25 January 2026, 00:22

Schweinehalter kämpfen 2026 mit neuen Meldefristen und strengeren Biosicherheitsregeln

Eine Gruppe von Schweinen steht zusammen in einem Stall, die besorgt aussehen, mit einem Schuppen und Fenstern im Hintergrund.

Schweinehalter kämpfen 2026 mit neuen Meldefristen und strengeren Biosicherheitsregeln

Schweinehalter in Deutschland stehen zu Beginn des Jahres 2026 vor einem arbeitsreichen Start: Gleich mehrere Meldefristen stehen an, und ab dem 1. Januar treten verschärfte Biosicherheitsvorschriften im Rahmen des QS-Qualitätssicherungssystems in Kraft. Wie jedes Jahr beginnt nun der Ansturm auf die Meldungen für HI-Tier, die Antibiotika-Datenbank (TAM) und den Tierseuchenfonds.

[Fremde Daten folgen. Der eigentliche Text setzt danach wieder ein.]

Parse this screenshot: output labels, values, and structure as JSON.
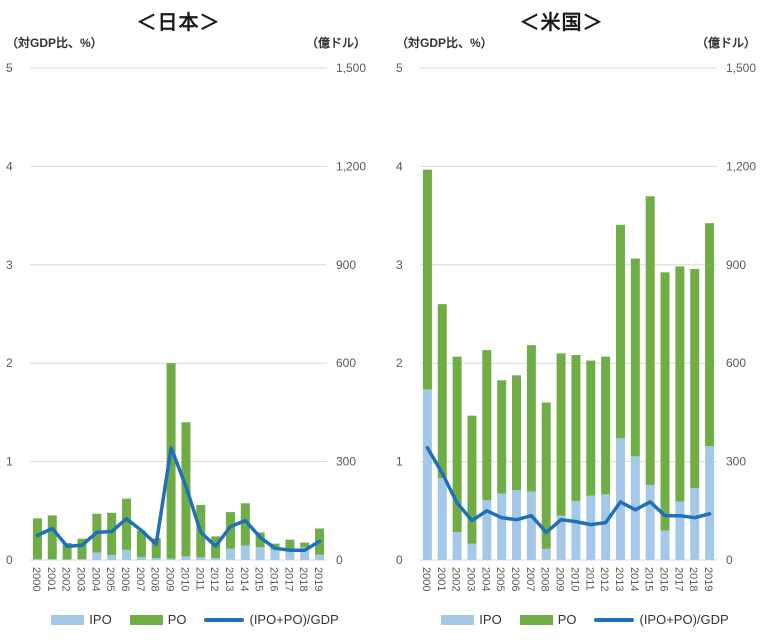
{
  "colors": {
    "ipo": "#A5C8E8",
    "po": "#70AD47",
    "line": "#1F70B8",
    "grid": "#D9D9D9",
    "tick_text": "#595959",
    "year_text": "#595959",
    "caption_text": "#333333",
    "title_text": "#1a1a1a"
  },
  "chart_data": [
    {
      "type": "bar+line",
      "title": "＜日本＞",
      "left_axis": {
        "label": "（対GDP比、%）",
        "min": 0,
        "max": 5,
        "ticks": [
          "5",
          "4",
          "3",
          "2",
          "1",
          "0"
        ]
      },
      "right_axis": {
        "label": "（億ドル）",
        "min": 0,
        "max": 1500,
        "ticks": [
          "1,500",
          "1,200",
          "900",
          "600",
          "300",
          "0"
        ]
      },
      "categories": [
        "2000",
        "2001",
        "2002",
        "2003",
        "2004",
        "2005",
        "2006",
        "2007",
        "2008",
        "2009",
        "2010",
        "2011",
        "2012",
        "2013",
        "2014",
        "2015",
        "2016",
        "2017",
        "2018",
        "2019"
      ],
      "series": [
        {
          "name": "IPO",
          "type": "bar",
          "axis": "right",
          "values": [
            3,
            3,
            2,
            3,
            23,
            15,
            31,
            9,
            6,
            4,
            11,
            8,
            6,
            35,
            44,
            39,
            32,
            29,
            39,
            16
          ]
        },
        {
          "name": "PO",
          "type": "bar",
          "axis": "right",
          "values": [
            124,
            133,
            50,
            62,
            118,
            129,
            156,
            80,
            60,
            596,
            409,
            160,
            66,
            111,
            129,
            45,
            18,
            33,
            14,
            80
          ]
        },
        {
          "name": "(IPO+PO)/GDP",
          "type": "line",
          "axis": "left",
          "values": [
            0.25,
            0.32,
            0.14,
            0.15,
            0.28,
            0.29,
            0.42,
            0.3,
            0.16,
            1.14,
            0.75,
            0.28,
            0.14,
            0.34,
            0.4,
            0.23,
            0.12,
            0.1,
            0.1,
            0.19
          ]
        }
      ],
      "legend": [
        "IPO",
        "PO",
        "(IPO+PO)/GDP"
      ],
      "grid": "horizontal",
      "legend_position": "bottom"
    },
    {
      "type": "bar+line",
      "title": "＜米国＞",
      "left_axis": {
        "label": "（対GDP比、%）",
        "min": 0,
        "max": 5,
        "ticks": [
          "5",
          "4",
          "3",
          "2",
          "1",
          "0"
        ]
      },
      "right_axis": {
        "label": "（億ドル）",
        "min": 0,
        "max": 1500,
        "ticks": [
          "1,500",
          "1,200",
          "900",
          "600",
          "300",
          "0"
        ]
      },
      "categories": [
        "2000",
        "2001",
        "2002",
        "2003",
        "2004",
        "2005",
        "2006",
        "2007",
        "2008",
        "2009",
        "2010",
        "2011",
        "2012",
        "2013",
        "2014",
        "2015",
        "2016",
        "2017",
        "2018",
        "2019"
      ],
      "series": [
        {
          "name": "IPO",
          "type": "bar",
          "axis": "right",
          "values": [
            520,
            250,
            85,
            50,
            182,
            203,
            213,
            209,
            34,
            135,
            180,
            196,
            200,
            371,
            316,
            229,
            90,
            178,
            219,
            347
          ]
        },
        {
          "name": "PO",
          "type": "bar",
          "axis": "right",
          "values": [
            670,
            530,
            535,
            390,
            458,
            345,
            350,
            446,
            446,
            495,
            445,
            412,
            420,
            651,
            603,
            880,
            787,
            717,
            668,
            680
          ]
        },
        {
          "name": "(IPO+PO)/GDP",
          "type": "line",
          "axis": "left",
          "values": [
            1.14,
            0.88,
            0.58,
            0.4,
            0.5,
            0.43,
            0.41,
            0.45,
            0.28,
            0.41,
            0.39,
            0.36,
            0.38,
            0.59,
            0.51,
            0.59,
            0.45,
            0.45,
            0.43,
            0.47
          ]
        }
      ],
      "legend": [
        "IPO",
        "PO",
        "(IPO+PO)/GDP"
      ],
      "grid": "horizontal",
      "legend_position": "bottom"
    }
  ]
}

Vom 1. bis 14. Januar müssen Landwirte ihre Produktionsart sowie die Schweinebestände für die zweite Jahreshälfte 2025 an die TAM melden. Selbst wenn keine Antibiotika eingesetzt wurden, ist eine Nullmeldung verpflichtend. Betrieben ohne Schweinehaltung bleibt diese Pflicht ebenfalls erhalten – andernfalls droht der Verlust von Fördergeldern.

Die jährliche Bestandsmeldung über HI-Tier muss bis zum 15. Januar erfolgen und die Tierzahlen zum Stichtag 1. Januar enthalten. In Nordrhein-Westfalen gilt für den HI-Tier-Viehbestandsbericht eine verlängerte Frist bis zum 31. Januar. Die Meldefristen für den Tierseuchenfonds variieren je nach Bundesland und liegen zwischen dem 17. und 31. Januar.

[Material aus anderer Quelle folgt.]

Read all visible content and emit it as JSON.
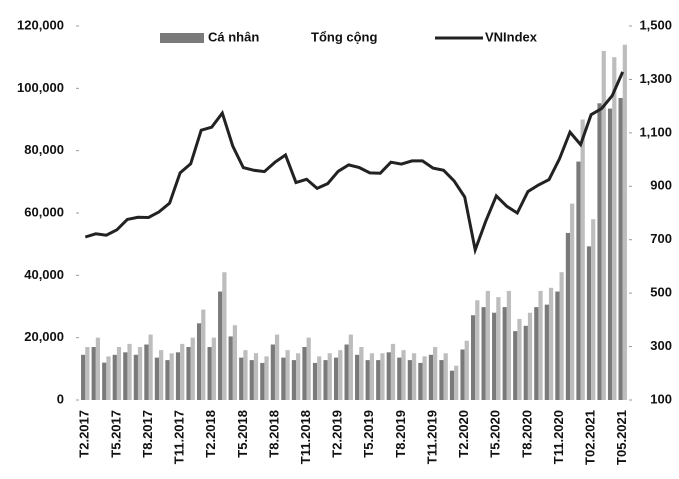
{
  "chart_data": {
    "type": "bar",
    "categories": [
      "T2.2017",
      null,
      null,
      "T5.2017",
      null,
      null,
      "T8.2017",
      null,
      null,
      "T11.2017",
      null,
      null,
      "T2.2018",
      null,
      null,
      "T5.2018",
      null,
      null,
      "T8.2018",
      null,
      null,
      "T11.2018",
      null,
      null,
      "T2.2019",
      null,
      null,
      "T5.2019",
      null,
      null,
      "T8.2019",
      null,
      null,
      "T11.2019",
      null,
      null,
      "T2.2020",
      null,
      null,
      "T5.2020",
      null,
      null,
      "T8.2020",
      null,
      null,
      "T11.2020",
      null,
      null,
      "T02.2021",
      null,
      null,
      "T05.2021"
    ],
    "series": [
      {
        "name": "Cá nhân",
        "color": "#7a7a7a",
        "values": [
          14500,
          17000,
          12000,
          14500,
          15300,
          14500,
          17800,
          13600,
          12800,
          15300,
          17000,
          24600,
          17000,
          34800,
          20400,
          13600,
          12800,
          11900,
          17800,
          13600,
          12800,
          17000,
          11900,
          12800,
          13600,
          17800,
          14500,
          12800,
          12800,
          15300,
          13600,
          12800,
          11900,
          14500,
          12800,
          9400,
          16200,
          27200,
          29800,
          28000,
          29800,
          22100,
          23800,
          29800,
          30600,
          34800,
          53600,
          76500,
          49300,
          95200,
          93500,
          96900
        ]
      },
      {
        "name": "Tổng cộng",
        "color": "#bdbdbd",
        "values": [
          17000,
          20000,
          14000,
          17000,
          18000,
          17000,
          21000,
          16000,
          15000,
          18000,
          20000,
          29000,
          20000,
          41000,
          24000,
          16000,
          15000,
          14000,
          21000,
          16000,
          15000,
          20000,
          14000,
          15000,
          16000,
          21000,
          17000,
          15000,
          15000,
          18000,
          16000,
          15000,
          14000,
          17000,
          15000,
          11000,
          19000,
          32000,
          35000,
          33000,
          35000,
          26000,
          28000,
          35000,
          36000,
          41000,
          63000,
          90000,
          58000,
          112000,
          110000,
          114000
        ]
      },
      {
        "name": "VNIndex",
        "color": "#222222",
        "axis": "y2",
        "values": [
          710,
          722,
          717,
          737,
          776,
          784,
          783,
          804,
          837,
          950,
          984,
          1110,
          1121,
          1174,
          1050,
          970,
          960,
          955,
          990,
          1017,
          914,
          926,
          892,
          910,
          956,
          980,
          970,
          950,
          949,
          990,
          983,
          995,
          995,
          968,
          960,
          920,
          860,
          662,
          769,
          864,
          825,
          800,
          880,
          905,
          925,
          1003,
          1103,
          1056,
          1168,
          1191,
          1239,
          1328
        ]
      }
    ],
    "ylim": [
      0,
      120000
    ],
    "yticks": [
      0,
      {
        "value": 20000,
        "label": "20,000"
      },
      {
        "value": 40000,
        "label": "40,000"
      },
      {
        "value": 60000,
        "label": "60,000"
      },
      {
        "value": 80000,
        "label": "80,000"
      },
      {
        "value": 100000,
        "label": "100,000"
      },
      {
        "value": 120000,
        "label": "120,000"
      }
    ],
    "y2lim": [
      100,
      1500
    ],
    "y2ticks": [
      100,
      300,
      500,
      700,
      900,
      {
        "value": 1100,
        "label": "1,100"
      },
      {
        "value": 1300,
        "label": "1,300"
      },
      {
        "value": 1500,
        "label": "1,500"
      }
    ],
    "legend": "top"
  }
}
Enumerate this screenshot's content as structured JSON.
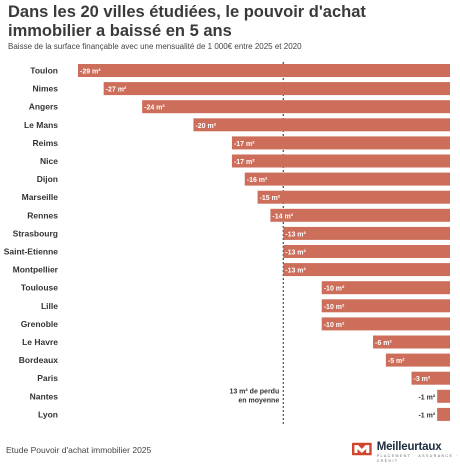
{
  "header": {
    "title": "Dans les 20 villes étudiées, le pouvoir d'achat immobilier a baissé en 5 ans",
    "subtitle": "Baisse de la surface finançable avec une mensualité de 1 000€ entre 2025 et 2020"
  },
  "chart_data": {
    "type": "bar",
    "orientation": "horizontal",
    "categories": [
      "Toulon",
      "Nimes",
      "Angers",
      "Le Mans",
      "Reims",
      "Nice",
      "Dijon",
      "Marseille",
      "Rennes",
      "Strasbourg",
      "Saint-Etienne",
      "Montpellier",
      "Toulouse",
      "Lille",
      "Grenoble",
      "Le Havre",
      "Bordeaux",
      "Paris",
      "Nantes",
      "Lyon"
    ],
    "values": [
      -29,
      -27,
      -24,
      -20,
      -17,
      -17,
      -16,
      -15,
      -14,
      -13,
      -13,
      -13,
      -10,
      -10,
      -10,
      -6,
      -5,
      -3,
      -1,
      -1
    ],
    "value_labels": [
      "-29 m²",
      "-27 m²",
      "-24 m²",
      "-20 m²",
      "-17 m²",
      "-17 m²",
      "-16 m²",
      "-15 m²",
      "-14 m²",
      "-13 m²",
      "-13 m²",
      "-13 m²",
      "-10 m²",
      "-10 m²",
      "-10 m²",
      "-6 m²",
      "-5 m²",
      "-3 m²",
      "-1 m²",
      "-1 m²"
    ],
    "reference_value": -13,
    "reference_label_lines": [
      "13 m² de perdu",
      "en moyenne"
    ],
    "xlim": [
      -29,
      0
    ],
    "bar_color": "#cd6e5a",
    "label_inside_color": "#ffffff",
    "label_outside_color": "#333333",
    "grid": false
  },
  "footer": {
    "source": "Etude Pouvoir d'achat immobilier 2025",
    "brand_name": "Meilleurtaux",
    "brand_tagline": "PLACEMENT · ASSURANCE · CRÉDIT",
    "brand_color": "#d2452c"
  }
}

Betriebe, die an der Initiative Tierwohl (ITW) teilnehmen, haben eine zusätzliche Pflicht: eine jährliche Bewertung des Stallklimas und der Trinkwasserqualität. Zudem verschärft das QS-System ab dem 1. Januar 2026 die Biosicherheitsauflagen, was die Compliance-Anforderungen für die Erzeuger weiter erhöht.

Die ersten Wochen des neuen Jahres bringen für Schweinehalter also eine Flut an Pflichtmeldungen mit sich. Versäumte Fristen oder fehlende Nullmeldungen können Fördermittel und den Compliance-Status gefährden. Angesichts der strenger werdenden Biosicherheitsregeln ist es für die Betriebe nun umso wichtiger, alle Unterlagen korrekt und fristgerecht einzureichen.